The alerts occur in real-time as the user is typing. The tool can even be set to hold a post until the error is correcting, saving the user embarrassment and (theoretically) reducing the workload for compliance personnel who no longer must review and monitor social media posts.
So, while Hootsuite does not have the AI-capabilities built in, their partnership with Proofpoint ads this functionality to the platform, enabling marketers to deploy social media campaigns with more confidence.
Solution #5: AI-powered digital asset management (DAM)
A digital asset management (DAM) platform is used by organizations for the purpose of collecting, organizing, managing, and distributing digital assets to employees via one central location.
DAM platforms enhanced with AI capabilities help to streamline and automate many aspects of managing distributed content such as images, video, and other media. Marketing teams benefit when their organizations use a DAM platform because it helps them easily (and quickly) locate digital assets for their campaigns.

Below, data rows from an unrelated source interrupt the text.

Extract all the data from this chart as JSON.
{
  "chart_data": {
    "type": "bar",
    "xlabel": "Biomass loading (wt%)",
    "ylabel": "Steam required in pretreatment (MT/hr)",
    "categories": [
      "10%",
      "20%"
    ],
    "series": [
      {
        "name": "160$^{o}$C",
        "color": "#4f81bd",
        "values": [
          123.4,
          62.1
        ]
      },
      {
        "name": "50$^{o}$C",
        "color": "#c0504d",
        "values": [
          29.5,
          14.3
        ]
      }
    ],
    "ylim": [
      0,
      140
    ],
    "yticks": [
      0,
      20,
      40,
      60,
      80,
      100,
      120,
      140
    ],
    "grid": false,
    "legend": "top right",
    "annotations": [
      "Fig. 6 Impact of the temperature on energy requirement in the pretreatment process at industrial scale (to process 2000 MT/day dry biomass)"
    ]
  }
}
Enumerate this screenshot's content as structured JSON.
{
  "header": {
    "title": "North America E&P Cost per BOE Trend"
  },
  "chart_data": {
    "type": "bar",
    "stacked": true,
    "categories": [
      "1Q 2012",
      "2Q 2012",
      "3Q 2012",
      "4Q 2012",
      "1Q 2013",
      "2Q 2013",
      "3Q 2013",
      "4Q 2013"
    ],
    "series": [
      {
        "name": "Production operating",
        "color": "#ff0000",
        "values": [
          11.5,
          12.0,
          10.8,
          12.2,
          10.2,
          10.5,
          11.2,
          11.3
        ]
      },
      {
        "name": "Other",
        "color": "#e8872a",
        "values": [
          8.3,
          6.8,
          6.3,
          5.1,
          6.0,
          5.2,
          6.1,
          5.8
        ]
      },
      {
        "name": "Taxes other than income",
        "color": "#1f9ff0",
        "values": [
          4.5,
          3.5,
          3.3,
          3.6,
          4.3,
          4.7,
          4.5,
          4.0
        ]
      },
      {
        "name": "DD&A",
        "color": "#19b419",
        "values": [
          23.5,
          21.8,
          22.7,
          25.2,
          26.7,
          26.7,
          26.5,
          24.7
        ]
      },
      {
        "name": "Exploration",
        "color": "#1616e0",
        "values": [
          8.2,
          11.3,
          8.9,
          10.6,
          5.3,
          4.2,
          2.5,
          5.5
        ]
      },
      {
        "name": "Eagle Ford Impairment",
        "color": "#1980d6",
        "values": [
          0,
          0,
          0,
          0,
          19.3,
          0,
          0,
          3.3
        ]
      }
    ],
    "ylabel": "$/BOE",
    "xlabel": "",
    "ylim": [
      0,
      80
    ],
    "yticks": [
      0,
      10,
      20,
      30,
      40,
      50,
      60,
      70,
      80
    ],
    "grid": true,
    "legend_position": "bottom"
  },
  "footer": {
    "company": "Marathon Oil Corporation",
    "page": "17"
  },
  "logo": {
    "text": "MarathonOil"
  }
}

For example, an AI-powered DAM can automate the process of tagging images, making them searchable throughout the organization. This is incredibly helpful when you have large amounts of content to organize and tag. DAMs also help with version control, ensuring that only approved assets are utilized in marketing campaigns and on social media.
Bynder is an example of an AI-powered DAM platform with capabilities that include image tagging, organization, and categorization.
The possibilities are endless
This article only scratches the surface of the AI-powered tools available to today’s marketers. AI is everywhere — from chatbots (e.g., conversational AI) to audience segmentation to sales forecasting.
AI has the potential to help marketers be more efficient and effective by eliminating redundant tasks, reducing human error, and streamlining business processes.
You may already be familiar with solutions mentioned above or they may be new to you, but each of them can help you save time, reduce errors, and allow your marketing and sales teams to focus on what they’re best at — growing your business.